Animal studies also frequently appear to be poorly designed. The predictive value of animal research might increase if study design improved, but this isn't certain. Even NIH Director Francis Collins recognized these concerns in a forward-thinking 2011 commentary, stating that, "The use of animal models for therapeutic development and target validation...may not accurately predict efficacy in humans." Given these issues, systematic reviews should become routine and strong statements about the utility of animal models should be tempered. This does not mean that animal research has never produced any or even many important medical benefits, but these claims require empirical validation, not simply repeated assertion.

It also means that scientists and science agencies should be much more aggressive about seeking and funding alternatives to animals in research. Support has certainly grown, but investment of money and human labor into non-animal alternatives has been paltry. Even with this limited investment, some impressive advances are being made — witness the ongoing development of "organs on a chip" — but much more needs to be done, with more money behind it, and with more of a sense of haste.

Beyond funding, the scientific community simply needs to adopt a better attitude toward innovation in alternatives, or else their limitations will continue to be a self-fulfilling prophecy. This is science — a discipline with a remarkable history of achievement and innovation despite significant technical challenges. Where are the editorials galvanizing the scientific community to continue to innovate without animals? Where is the Human Genome Project-type investment in alternatives? To say that animal models are "necessary" when alternatives are not aggressively pursued seems a bit dishonest. And given the amount of harm caused to animals in research—whether you think it's justified or not—we should all want the alternatives field to grow.

Literally thousands of books and peer-reviewed papers have been written on the extent of our moral obligations to animals.
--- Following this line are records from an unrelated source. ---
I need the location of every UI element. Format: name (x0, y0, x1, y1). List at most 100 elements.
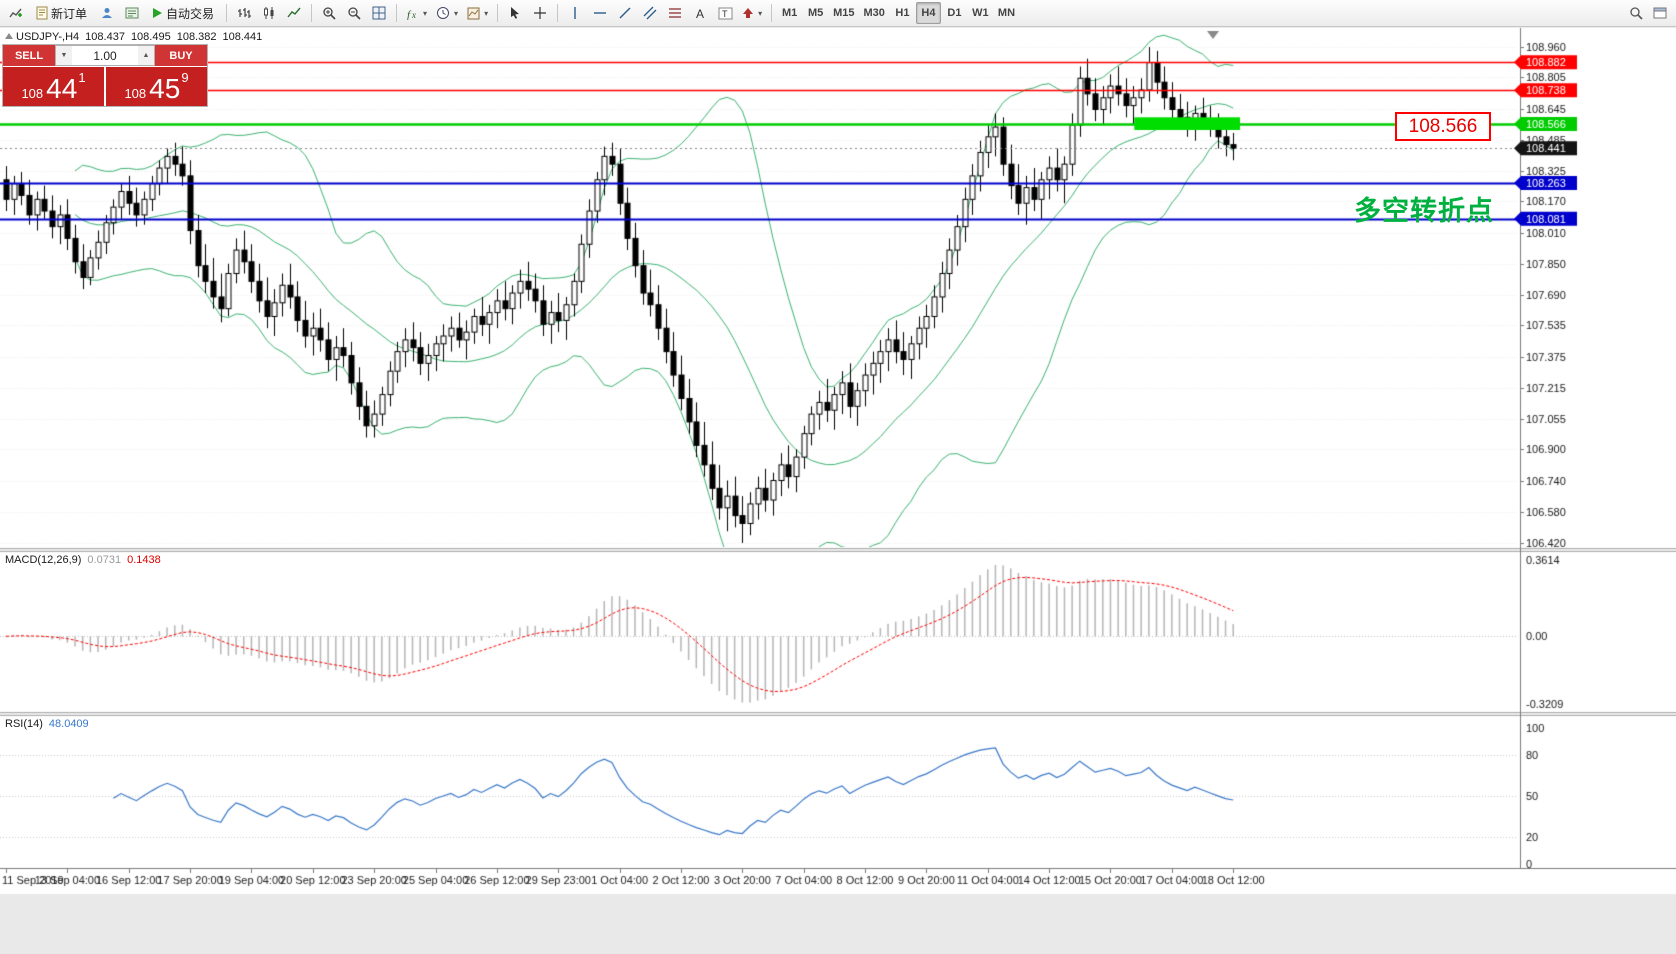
timeframe-w1[interactable]: W1 (968, 2, 993, 24)
buy-price-box[interactable]: 108 45 9 (106, 67, 207, 106)
timeframe-h4[interactable]: H4 (915, 2, 941, 24)
fibonacci-icon (668, 6, 682, 20)
line-icon (287, 6, 301, 20)
toolbar-separator (771, 4, 773, 22)
sell-price-box[interactable]: 108 44 1 (3, 67, 104, 106)
window-icon (1653, 6, 1667, 20)
zoom-in-button[interactable] (317, 2, 341, 24)
close-value: 108.441 (222, 31, 263, 43)
low-value: 108.382 (176, 31, 217, 43)
new-order-label: 新订单 (51, 6, 88, 21)
timeframe-m1[interactable]: M1 (777, 2, 802, 24)
svg-text:f: f (407, 9, 412, 20)
timeframe-m15[interactable]: M15 (829, 2, 858, 24)
navigator-button[interactable] (120, 2, 144, 24)
chevron-down-icon: ▾ (423, 8, 428, 18)
chevron-down-icon: ▾ (758, 8, 763, 18)
templates-button[interactable]: ▾ (463, 2, 492, 24)
macd-name: MACD(12,26,9) (5, 554, 82, 566)
search-icon (1629, 6, 1643, 20)
channel-icon (643, 6, 657, 20)
list-icon (125, 6, 139, 20)
new-chart-button[interactable] (4, 2, 28, 24)
autotrading-button[interactable]: 自动交易 (145, 2, 221, 24)
timeframe-m5[interactable]: M5 (803, 2, 828, 24)
candle-icon (262, 6, 276, 20)
crosshair-icon (533, 6, 547, 20)
bar-chart-button[interactable] (232, 2, 256, 24)
tile-windows-button[interactable] (367, 2, 391, 24)
timeframe-mn[interactable]: MN (994, 2, 1019, 24)
turning-point-annotation[interactable]: 多空转折点 (1354, 196, 1494, 226)
new-order-button[interactable]: 新订单 (29, 2, 94, 24)
volume-increase-button[interactable]: ▲ (138, 46, 154, 65)
chevron-down-icon: ▾ (484, 8, 489, 18)
zoom-in-icon (322, 6, 336, 20)
price-level-callout[interactable]: 108.566 (1395, 112, 1491, 141)
svg-text:T: T (722, 9, 728, 19)
channel-button[interactable] (638, 2, 662, 24)
play-icon (152, 7, 163, 19)
one-click-collapse-icon[interactable] (5, 33, 13, 39)
text-label-button[interactable]: T (713, 2, 737, 24)
rsi-indicator-label: RSI(14) 48.0409 (5, 718, 89, 730)
text-icon: A (694, 7, 707, 20)
line-chart-button[interactable] (282, 2, 306, 24)
high-value: 108.495 (130, 31, 171, 43)
template-icon (467, 7, 480, 20)
clock-icon (436, 6, 450, 20)
search-button[interactable] (1624, 2, 1648, 24)
toolbar-separator (557, 4, 559, 22)
volume-decrease-button[interactable]: ▼ (56, 46, 72, 65)
arrows-button[interactable]: ▾ (738, 2, 766, 24)
periods-button[interactable]: ▾ (432, 2, 462, 24)
rsi-value: 48.0409 (48, 718, 89, 730)
svg-text:x: x (411, 10, 416, 20)
toolbar-separator (497, 4, 499, 22)
timeframe-d1[interactable]: D1 (942, 2, 967, 24)
timeframe-h1[interactable]: H1 (890, 2, 915, 24)
chart-plus-icon (9, 6, 23, 20)
chevron-down-icon: ▾ (454, 8, 459, 18)
sell-button[interactable]: SELL (3, 45, 55, 66)
macd-main-value: 0.0731 (87, 554, 122, 566)
toolbar-separator (396, 4, 398, 22)
profile-icon (100, 6, 114, 20)
sell-price-point: 1 (78, 70, 86, 85)
autotrading-label: 自动交易 (166, 6, 215, 21)
zoom-out-button[interactable] (342, 2, 366, 24)
timeframe-m30[interactable]: M30 (860, 2, 889, 24)
candlestick-chart-button[interactable] (257, 2, 281, 24)
toolbar-separator (311, 4, 313, 22)
svg-text:A: A (696, 7, 704, 20)
text-label-icon: T (718, 7, 733, 20)
grid-icon (372, 6, 386, 20)
volume-input[interactable] (72, 46, 138, 65)
horizontal-line-button[interactable] (588, 2, 612, 24)
sell-price-base: 108 (21, 85, 44, 101)
fibonacci-button[interactable] (663, 2, 687, 24)
macd-indicator-label: MACD(12,26,9) 0.0731 0.1438 (5, 554, 161, 566)
trendline-button[interactable] (613, 2, 637, 24)
market-watch-button[interactable] (95, 2, 119, 24)
crosshair-button[interactable] (528, 2, 552, 24)
open-value: 108.437 (85, 31, 125, 43)
buy-price-pips: 45 (149, 73, 181, 104)
volume-spinner: ▼ ▲ (55, 45, 155, 66)
bars-icon (237, 6, 252, 20)
order-icon (36, 6, 48, 20)
window-button[interactable] (1648, 2, 1672, 24)
sell-price-pips: 44 (46, 73, 78, 104)
text-button[interactable]: A (688, 2, 712, 24)
zoom-out-icon (347, 6, 361, 20)
vertical-line-button[interactable] (563, 2, 587, 24)
buy-button[interactable]: BUY (155, 45, 207, 66)
cursor-button[interactable] (503, 2, 527, 24)
trendline-icon (618, 6, 632, 20)
symbol-period-label: USDJPY-,H4 (16, 31, 80, 43)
As a field that is dedicated to rigorous inquiry and rational thought, the scientific community should take seriously the vast philosophy literature on these topics — the same field that gave rise to the conceptual foundations of science — rather than assertions and rhetoric. When it comes to animals and ethics, there have been very few serious attempts to engage the intellectual issues. Scientists can and should do better.

Samual Garner is a bioethicist living in Washington, DC. He is an associate fellow at the Oxford Centre for Animal Ethics and writes on human research ethics and animal ethics.